Eye For Film >> Movies >> Max (2002) DVD Review
Audio commentaries on DVD are so master and commander that when someone from a different discipline comes along, it is as if the rules have been changed.
Menno Meyjes doesn't sound like a Hollywood insider; he sounds like an art historian, certainly an academic, one of the less pedantic.
As writer/director, he has lived with Max for five years. He storyboarded it 12 months before bringing his actors to Budapest.
He introduces you to the ex-locomotive factory, which becomes Max's gallery. It is so vast, he commissioned bigger paintings, reproductions of the originals, but four times the size. "We generated 400 works of art throughout the filming."
He's good on detail, such as Max's Du Pont lighter, which cost a fortune to buy, because "it has a special ping," and is extremely generous towards his cast. "I think Molly Parker is an acting goddess," he says, while pointing out moments when John Cusack's subtlety is sublime.

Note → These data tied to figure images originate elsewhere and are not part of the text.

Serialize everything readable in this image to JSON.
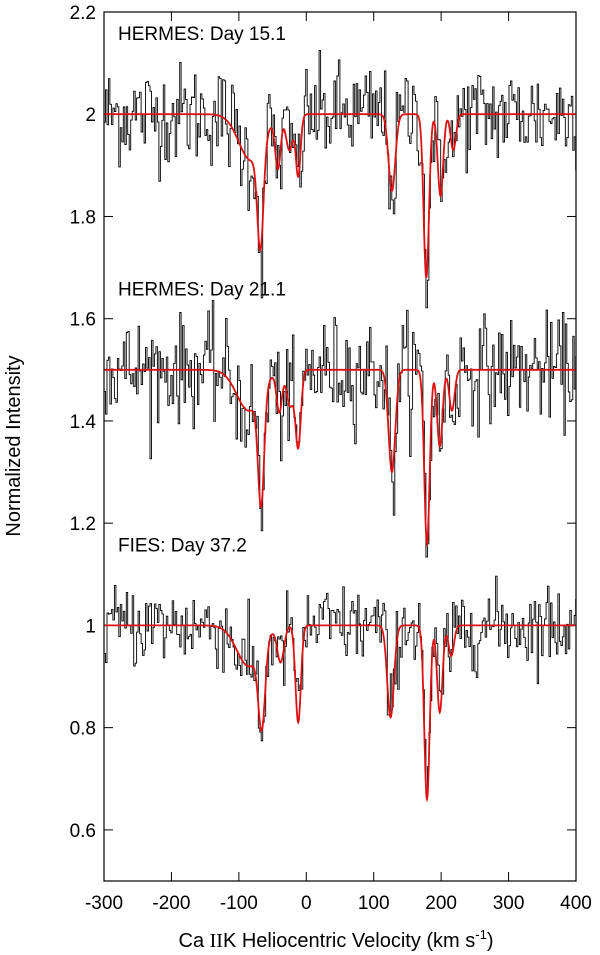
{
  "chart_data": {
    "type": "line",
    "xlabel_prefix": "Ca ",
    "xlabel_ion": "II",
    "xlabel_mid": "K Heliocentric Velocity (km s",
    "xlabel_exp": "-1",
    "xlabel_close": ")",
    "ylabel": "Normalized Intensity",
    "xlim": [
      -300,
      400
    ],
    "ylim": [
      0.5,
      2.2
    ],
    "x_ticks": [
      -300,
      -200,
      -100,
      0,
      100,
      200,
      300,
      400
    ],
    "x_tick_labels": [
      "-300",
      "-200",
      "-100",
      "0",
      "100",
      "200",
      "300",
      "400"
    ],
    "y_ticks": [
      0.6,
      0.8,
      1.0,
      1.2,
      1.4,
      1.6,
      1.8,
      2.0,
      2.2
    ],
    "y_tick_labels": [
      "0.6",
      "0.8",
      "1",
      "1.2",
      "1.4",
      "1.6",
      "1.8",
      "2",
      "2.2"
    ],
    "colors": {
      "data": "#000000",
      "fit": "#dd1111",
      "frame": "#000000"
    },
    "panels": [
      {
        "label": "HERMES: Day 15.1",
        "continuum": 2.0,
        "noise": 0.05,
        "components": [
          {
            "v": -68,
            "depth": 0.2,
            "width": 4.5
          },
          {
            "v": -82,
            "depth": 0.09,
            "width": 18
          },
          {
            "v": -42,
            "depth": 0.1,
            "width": 4
          },
          {
            "v": -25,
            "depth": 0.07,
            "width": 5
          },
          {
            "v": -12,
            "depth": 0.12,
            "width": 3.5
          },
          {
            "v": 127,
            "depth": 0.15,
            "width": 5
          },
          {
            "v": 178,
            "depth": 0.32,
            "width": 4
          },
          {
            "v": 199,
            "depth": 0.16,
            "width": 4
          },
          {
            "v": 218,
            "depth": 0.07,
            "width": 4
          }
        ]
      },
      {
        "label": "HERMES: Day 21.1",
        "continuum": 1.5,
        "noise": 0.05,
        "components": [
          {
            "v": -67,
            "depth": 0.22,
            "width": 4.5
          },
          {
            "v": -85,
            "depth": 0.08,
            "width": 18
          },
          {
            "v": -40,
            "depth": 0.08,
            "width": 4
          },
          {
            "v": -24,
            "depth": 0.07,
            "width": 5
          },
          {
            "v": -12,
            "depth": 0.15,
            "width": 4
          },
          {
            "v": 127,
            "depth": 0.2,
            "width": 5
          },
          {
            "v": 179,
            "depth": 0.34,
            "width": 4
          },
          {
            "v": 198,
            "depth": 0.15,
            "width": 4
          },
          {
            "v": 216,
            "depth": 0.08,
            "width": 4
          }
        ]
      },
      {
        "label": "FIES: Day 37.2",
        "continuum": 1.0,
        "noise": 0.04,
        "components": [
          {
            "v": -66,
            "depth": 0.16,
            "width": 5
          },
          {
            "v": -85,
            "depth": 0.08,
            "width": 18
          },
          {
            "v": -38,
            "depth": 0.07,
            "width": 5
          },
          {
            "v": -12,
            "depth": 0.19,
            "width": 4
          },
          {
            "v": 125,
            "depth": 0.18,
            "width": 5
          },
          {
            "v": 179,
            "depth": 0.34,
            "width": 4
          },
          {
            "v": 198,
            "depth": 0.17,
            "width": 4
          },
          {
            "v": 215,
            "depth": 0.06,
            "width": 4
          }
        ]
      }
    ]
  }
}
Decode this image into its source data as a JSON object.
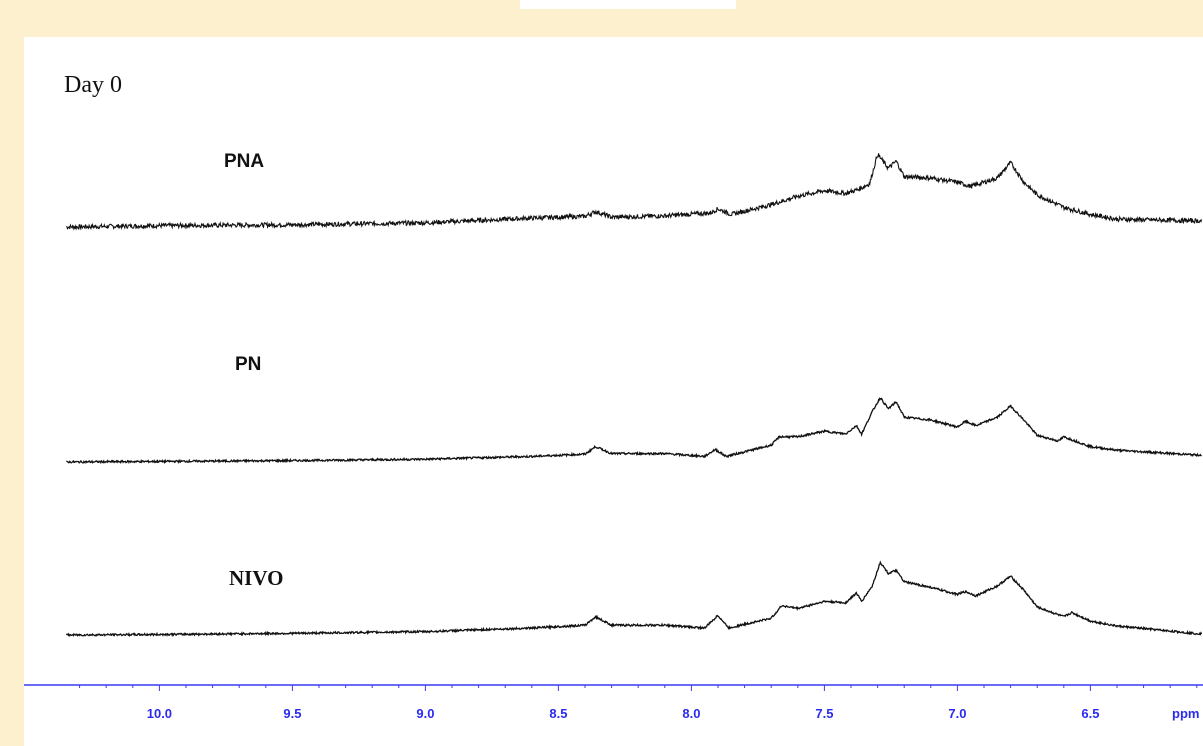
{
  "panel_title": "Day 0",
  "colors": {
    "page_bg": "#fdf0cf",
    "axis": "#3a3af5",
    "trace": "#111111"
  },
  "chart_data": {
    "type": "line",
    "title": "Day 0",
    "xlabel": "ppm",
    "x_axis": {
      "range": [
        10.4,
        6.1
      ],
      "reversed": true,
      "ticks": [
        10.0,
        9.5,
        9.0,
        8.5,
        8.0,
        7.5,
        7.0,
        6.5
      ],
      "tick_labels": [
        "10.0",
        "9.5",
        "9.0",
        "8.5",
        "8.0",
        "7.5",
        "7.0",
        "6.5"
      ],
      "unit_label": "ppm"
    },
    "y_axis": {
      "visible": false,
      "units": "relative intensity"
    },
    "grid": false,
    "series": [
      {
        "name": "PNA",
        "noise": 0.08,
        "x": [
          10.35,
          10.0,
          9.5,
          9.0,
          8.6,
          8.4,
          8.36,
          8.3,
          8.1,
          7.93,
          7.9,
          7.85,
          7.7,
          7.6,
          7.5,
          7.42,
          7.37,
          7.33,
          7.3,
          7.26,
          7.23,
          7.2,
          7.1,
          7.0,
          6.95,
          6.9,
          6.85,
          6.8,
          6.75,
          6.7,
          6.6,
          6.5,
          6.4,
          6.1
        ],
        "values": [
          0.0,
          0.05,
          0.08,
          0.15,
          0.32,
          0.38,
          0.55,
          0.35,
          0.4,
          0.5,
          0.65,
          0.45,
          0.8,
          1.1,
          1.3,
          1.2,
          1.35,
          1.55,
          2.6,
          2.1,
          2.35,
          1.8,
          1.75,
          1.6,
          1.45,
          1.6,
          1.75,
          2.3,
          1.6,
          1.15,
          0.7,
          0.45,
          0.28,
          0.22
        ]
      },
      {
        "name": "PN",
        "noise": 0.035,
        "x": [
          10.35,
          10.0,
          9.5,
          9.0,
          8.6,
          8.4,
          8.36,
          8.3,
          8.1,
          7.95,
          7.91,
          7.87,
          7.7,
          7.67,
          7.6,
          7.5,
          7.42,
          7.38,
          7.36,
          7.32,
          7.29,
          7.26,
          7.23,
          7.2,
          7.1,
          7.0,
          6.97,
          6.93,
          6.85,
          6.8,
          6.75,
          6.7,
          6.62,
          6.6,
          6.5,
          6.4,
          6.1
        ],
        "values": [
          0.0,
          0.02,
          0.05,
          0.1,
          0.2,
          0.28,
          0.55,
          0.3,
          0.3,
          0.2,
          0.45,
          0.2,
          0.6,
          0.9,
          0.9,
          1.1,
          1.0,
          1.3,
          1.0,
          1.8,
          2.3,
          1.9,
          2.15,
          1.6,
          1.5,
          1.25,
          1.45,
          1.3,
          1.6,
          2.0,
          1.5,
          0.95,
          0.75,
          0.9,
          0.55,
          0.42,
          0.25
        ]
      },
      {
        "name": "NIVO",
        "noise": 0.035,
        "x": [
          10.35,
          10.0,
          9.5,
          9.0,
          8.6,
          8.4,
          8.36,
          8.3,
          8.1,
          7.95,
          7.9,
          7.86,
          7.7,
          7.66,
          7.6,
          7.5,
          7.42,
          7.38,
          7.36,
          7.32,
          7.29,
          7.26,
          7.23,
          7.2,
          7.1,
          7.0,
          6.97,
          6.93,
          6.85,
          6.8,
          6.75,
          6.7,
          6.6,
          6.57,
          6.5,
          6.4,
          6.1
        ],
        "values": [
          0.0,
          0.02,
          0.06,
          0.12,
          0.25,
          0.35,
          0.65,
          0.35,
          0.35,
          0.25,
          0.7,
          0.25,
          0.6,
          1.05,
          0.95,
          1.2,
          1.15,
          1.5,
          1.2,
          1.75,
          2.6,
          2.2,
          2.3,
          1.9,
          1.7,
          1.45,
          1.55,
          1.4,
          1.75,
          2.1,
          1.6,
          1.0,
          0.65,
          0.8,
          0.5,
          0.32,
          0.05
        ]
      }
    ],
    "legend": "none (series labeled directly above each trace)"
  }
}
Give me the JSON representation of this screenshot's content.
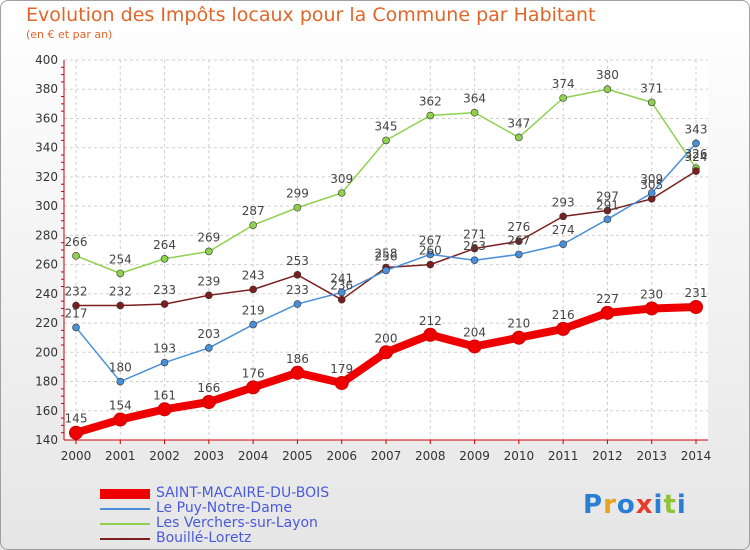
{
  "title": "Evolution des Impôts locaux pour la Commune par Habitant",
  "subtitle": "(en € et par an)",
  "logo_text": "Proxiti",
  "chart_data": {
    "type": "line",
    "x": [
      2000,
      2001,
      2002,
      2003,
      2004,
      2005,
      2006,
      2007,
      2008,
      2009,
      2010,
      2011,
      2012,
      2013,
      2014
    ],
    "ylim": [
      140,
      400
    ],
    "yticks": [
      140,
      160,
      180,
      200,
      220,
      240,
      260,
      280,
      300,
      320,
      340,
      360,
      380,
      400
    ],
    "grid": true,
    "legend_position": "bottom",
    "series": [
      {
        "name": "Les Verchers-sur-Layon",
        "color": "#8fd14f",
        "values": [
          266,
          254,
          264,
          269,
          287,
          299,
          309,
          345,
          362,
          364,
          347,
          374,
          380,
          371,
          326
        ]
      },
      {
        "name": "Bouillé-Loretz",
        "color": "#7b1e1e",
        "values": [
          232,
          232,
          233,
          239,
          243,
          253,
          236,
          258,
          260,
          271,
          276,
          293,
          297,
          305,
          324
        ]
      },
      {
        "name": "Le Puy-Notre-Dame",
        "color": "#4a90d9",
        "values": [
          217,
          180,
          193,
          203,
          219,
          233,
          241,
          256,
          267,
          263,
          267,
          274,
          291,
          309,
          343
        ]
      },
      {
        "name": "SAINT-MACAIRE-DU-BOIS",
        "color": "#ee0000",
        "values": [
          145,
          154,
          161,
          166,
          176,
          186,
          179,
          200,
          212,
          204,
          210,
          216,
          227,
          230,
          231
        ]
      }
    ],
    "legend_order": [
      3,
      2,
      0,
      1
    ],
    "point_labels": [
      [
        "266",
        "254",
        "264",
        "269",
        "287",
        "299",
        "309",
        "345",
        "362",
        "364",
        "347",
        "374",
        "380",
        "371",
        "326"
      ],
      [
        "232",
        "232",
        "233",
        "239",
        "243",
        "253",
        "236",
        "258",
        "260",
        "271",
        "276",
        "293",
        "297",
        "305",
        "324"
      ],
      [
        "217",
        "180",
        "193",
        "203",
        "219",
        "233",
        "241",
        "256",
        "267",
        "263",
        "267",
        "274",
        "291",
        "309",
        "343"
      ],
      [
        "145",
        "154",
        "161",
        "166",
        "176",
        "186",
        "179",
        "200",
        "212",
        "204",
        "210",
        "216",
        "227",
        "230",
        "231"
      ]
    ]
  }
}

Noah Taylor didn't trust him, at first. "Look, mate," he said. "Just tell me, 'More Fuhrer' or 'Less Fuhrer'." He tells the story against himself, because he admits Noah was right. Taylor captures Hitler's "sombre, self-pitying, completely self-obsessed nature" perfectly. Meyjes's theory on the man: "He could not embrace the notion of loss."
"Now we talk about art ironically; we don't mean it. These guys meant it." He is very good on the mood of the moment. "People forget that the National Socialists were an anti-bourgeois party."
His cinematographer thought that the most important line in the movie was, "He's a nothing. Perhaps this is the age of the nothing."
As commentaries go, this one goes far.